Auto-formatting points in time like <time datetime="2024-03-28T10:57:32Z">

In <relative-time> we've been slowly teasing apart the "old" functionality to get it to behave exactly like Intl.DateTimeFormat, but as you rightly point out the year is special. I wonder if TC39 would be interested in exploring adding an option to DateTimeFormat; specifying the year only if it's different?

The output is produced using Intl.RelativeTimeFormat, but the conversion from a duration to the arguments of RelativeTimeFormat.format() (in particular, when to jump to the next unit) isn't standardized.

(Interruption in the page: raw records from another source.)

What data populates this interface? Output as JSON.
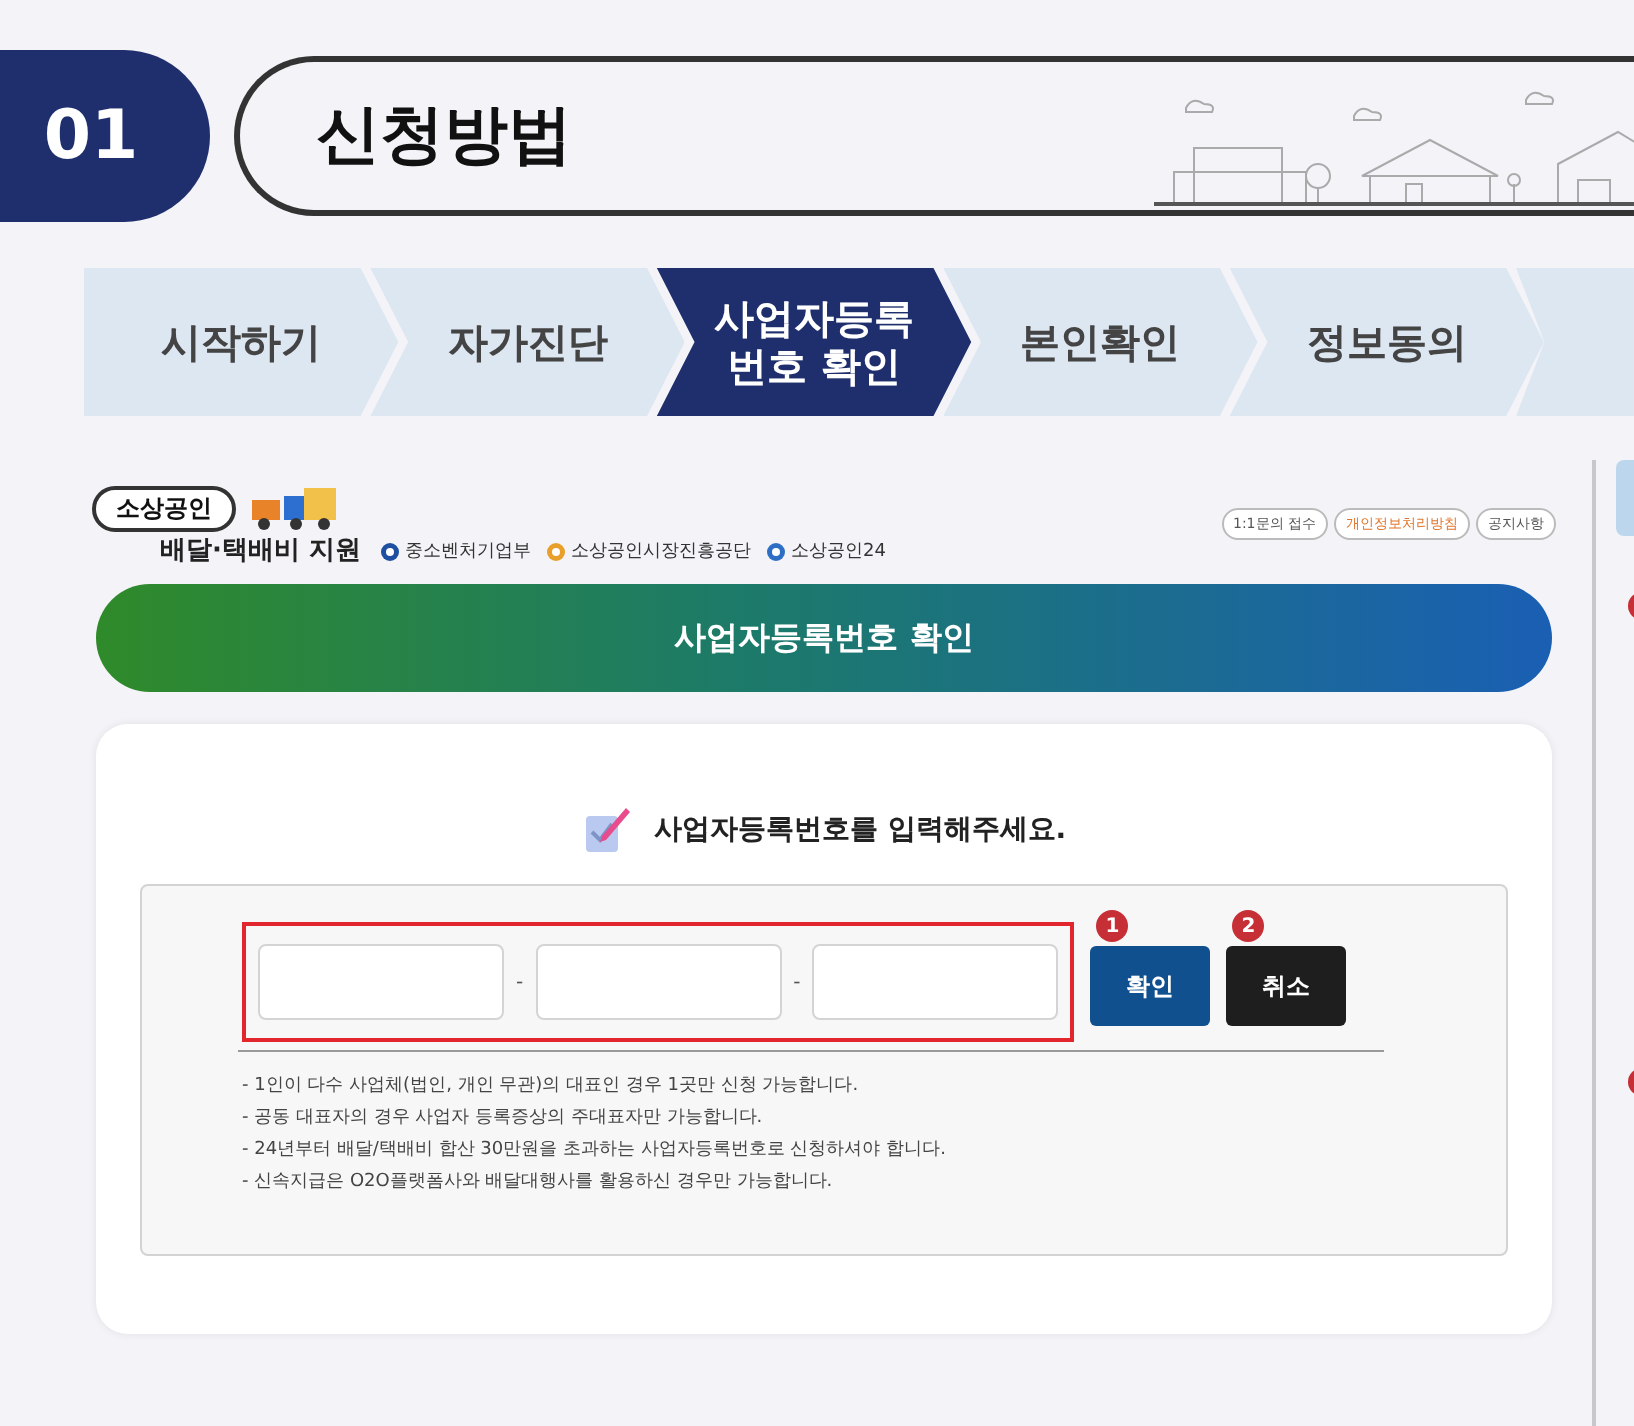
{
  "header": {
    "number": "01",
    "title": "신청방법"
  },
  "steps": [
    {
      "label": "시작하기",
      "selected": false
    },
    {
      "label": "자가진단",
      "selected": false
    },
    {
      "label": "사업자등록\n번호 확인",
      "selected": true
    },
    {
      "label": "본인확인",
      "selected": false
    },
    {
      "label": "정보동의",
      "selected": false
    }
  ],
  "logo": {
    "badge": "소상공인",
    "subtitle": "배달·택배비 지원"
  },
  "agencies": [
    "중소벤처기업부",
    "소상공인시장진흥공단",
    "소상공인24"
  ],
  "links": [
    {
      "label": "1:1문의 접수",
      "kind": "plain"
    },
    {
      "label": "개인정보처리방침",
      "kind": "accent"
    },
    {
      "label": "공지사항",
      "kind": "plain"
    }
  ],
  "banner": "사업자등록번호 확인",
  "prompt": "사업자등록번호를 입력해주세요.",
  "separators": [
    "-",
    "-"
  ],
  "buttons": [
    {
      "label": "확인",
      "badge": "1",
      "kind": "primary"
    },
    {
      "label": "취소",
      "badge": "2",
      "kind": "secondary"
    }
  ],
  "notes": [
    "- 1인이 다수 사업체(법인, 개인 무관)의 대표인 경우 1곳만 신청 가능합니다.",
    "- 공동 대표자의 경우 사업자 등록증상의 주대표자만 가능합니다.",
    "- 24년부터 배달/택배비 합산 30만원을 초과하는 사업자등록번호로 신청하셔야 합니다.",
    "- 신속지급은 O2O플랫폼사와 배달대행사를 활용하신 경우만 가능합니다."
  ]
}
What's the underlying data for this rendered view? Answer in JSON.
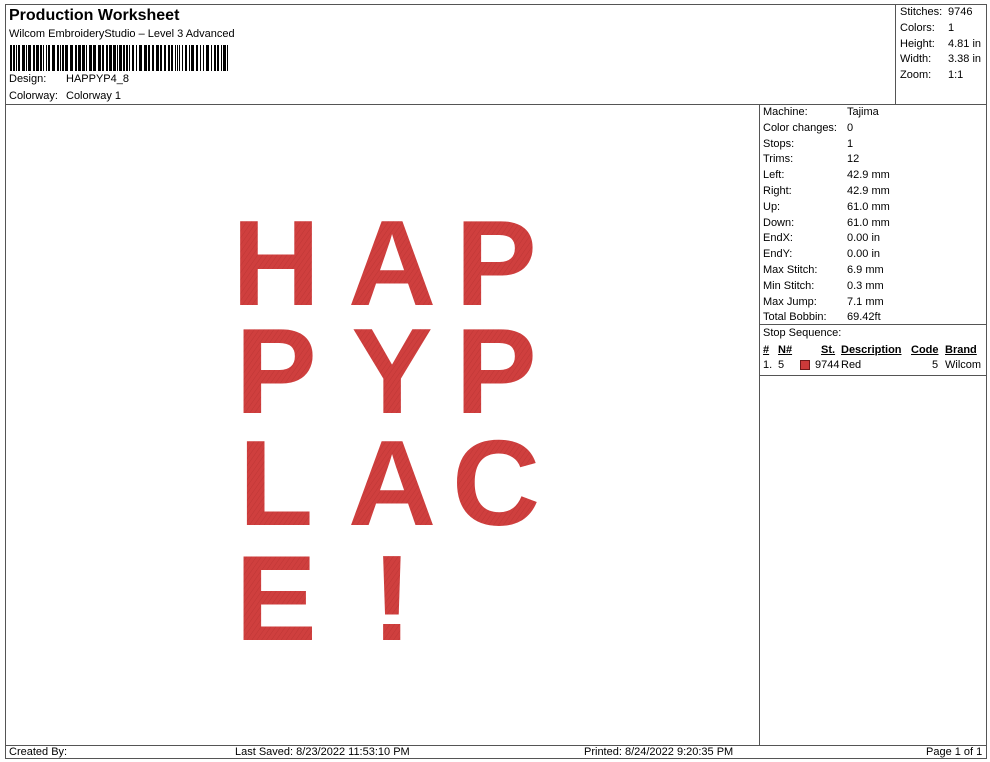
{
  "header": {
    "title": "Production Worksheet",
    "subtitle": "Wilcom EmbroideryStudio – Level 3 Advanced",
    "design_label": "Design:",
    "design_value": "HAPPYP4_8",
    "colorway_label": "Colorway:",
    "colorway_value": "Colorway 1"
  },
  "stats": [
    {
      "label": "Stitches:",
      "value": "9746"
    },
    {
      "label": "Colors:",
      "value": "1"
    },
    {
      "label": "Height:",
      "value": "4.81 in"
    },
    {
      "label": "Width:",
      "value": "3.38 in"
    },
    {
      "label": "Zoom:",
      "value": "1:1"
    }
  ],
  "machine": [
    {
      "label": "Machine:",
      "value": "Tajima"
    },
    {
      "label": "Color changes:",
      "value": "0"
    },
    {
      "label": "Stops:",
      "value": "1"
    },
    {
      "label": "Trims:",
      "value": "12"
    },
    {
      "label": "Left:",
      "value": "42.9 mm"
    },
    {
      "label": "Right:",
      "value": "42.9 mm"
    },
    {
      "label": "Up:",
      "value": "61.0 mm"
    },
    {
      "label": "Down:",
      "value": "61.0 mm"
    },
    {
      "label": "EndX:",
      "value": "0.00 in"
    },
    {
      "label": "EndY:",
      "value": "0.00 in"
    },
    {
      "label": "Max Stitch:",
      "value": "6.9 mm"
    },
    {
      "label": "Min Stitch:",
      "value": "0.3 mm"
    },
    {
      "label": "Max Jump:",
      "value": "7.1 mm"
    },
    {
      "label": "Total Bobbin:",
      "value": "69.42ft"
    }
  ],
  "stop_sequence": {
    "title": "Stop Sequence:",
    "columns": {
      "num": "#",
      "n": "N#",
      "st": "St.",
      "description": "Description",
      "code": "Code",
      "brand": "Brand"
    },
    "rows": [
      {
        "num": "1.",
        "n": "5",
        "st": "9744",
        "description": "Red",
        "code": "5",
        "brand": "Wilcom",
        "color": "#cc3a3a"
      }
    ]
  },
  "design": {
    "lines": [
      "HAP",
      "PYP",
      "LAC",
      "E!"
    ],
    "thread_color": "#cf3f3e"
  },
  "footer": {
    "created_by": "Created By:",
    "last_saved": "Last Saved: 8/23/2022 11:53:10 PM",
    "printed": "Printed: 8/24/2022 9:20:35 PM",
    "page": "Page 1 of 1"
  }
}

FWIW the main issue here is that RelativeTimeFormat expects a single number + enum of the unit. Consequently we have custom logic to handle this. I've been slowly teasing this apart to try and steer toward using Temporal.Duration as that looks like it has the ability to round durations. My hope is that between Temporal.Duration + Intl.RelativeTimeFormat, the platform will do the majority of the heavy lifting.

Other notable things:

We have quite a bit of guidance in the primer docs around relative time. It's worth a read, in my opinion.

Thresholds

We have an option for threshold (which does take an ISO duration). Date deltas beyond this threshold will not render in relative format, and instead the localised date. This is important because relative dates are an lossy approximation for brevity, and only applicable where that loss is acceptable. For many dates (for example "last session activity" in the security page) we set the threshold to "P0" so it's never relative, while others might be "PT1M", so it says "just now" up until a minute but then provides the full date (for example ssh key creation). Many others are the default "P30D" - dates are rendered after a month.

"Live" Timers

<relative-time> produces live timers, that dynamically change on the page; if you see a comment just posted it'll say "now", then start counting from "10s" to "a minute ago", then continues to count up. Aside from media and JS interaction this would be quite a novel element as a built-in. Pages can have 100s of these live timers so we did put some work to make sure they're only updating when they have to.

Elapsed Timers

We also offer an elapsed time which counts up from the provided datetime. This is used in (for example) GitHub actions to show how long a job has been running. The way this is done is that the element is given a datetime of the job start time, and the element handles the rest. A very convenient API and a natural extension.

Accessibility

Accessibility for these times is... problematic. IIRC ATs don't do anything special with the <time> element. We add a title showing the full datetime which helps but falls short of a great experience for AT users. We used to render some relative times in a micro format, e.g. 1s instead of 1 second ago, however ATs will assume the unit suffix which means 1m is always read as 1 meter! We moved away from this format due to that.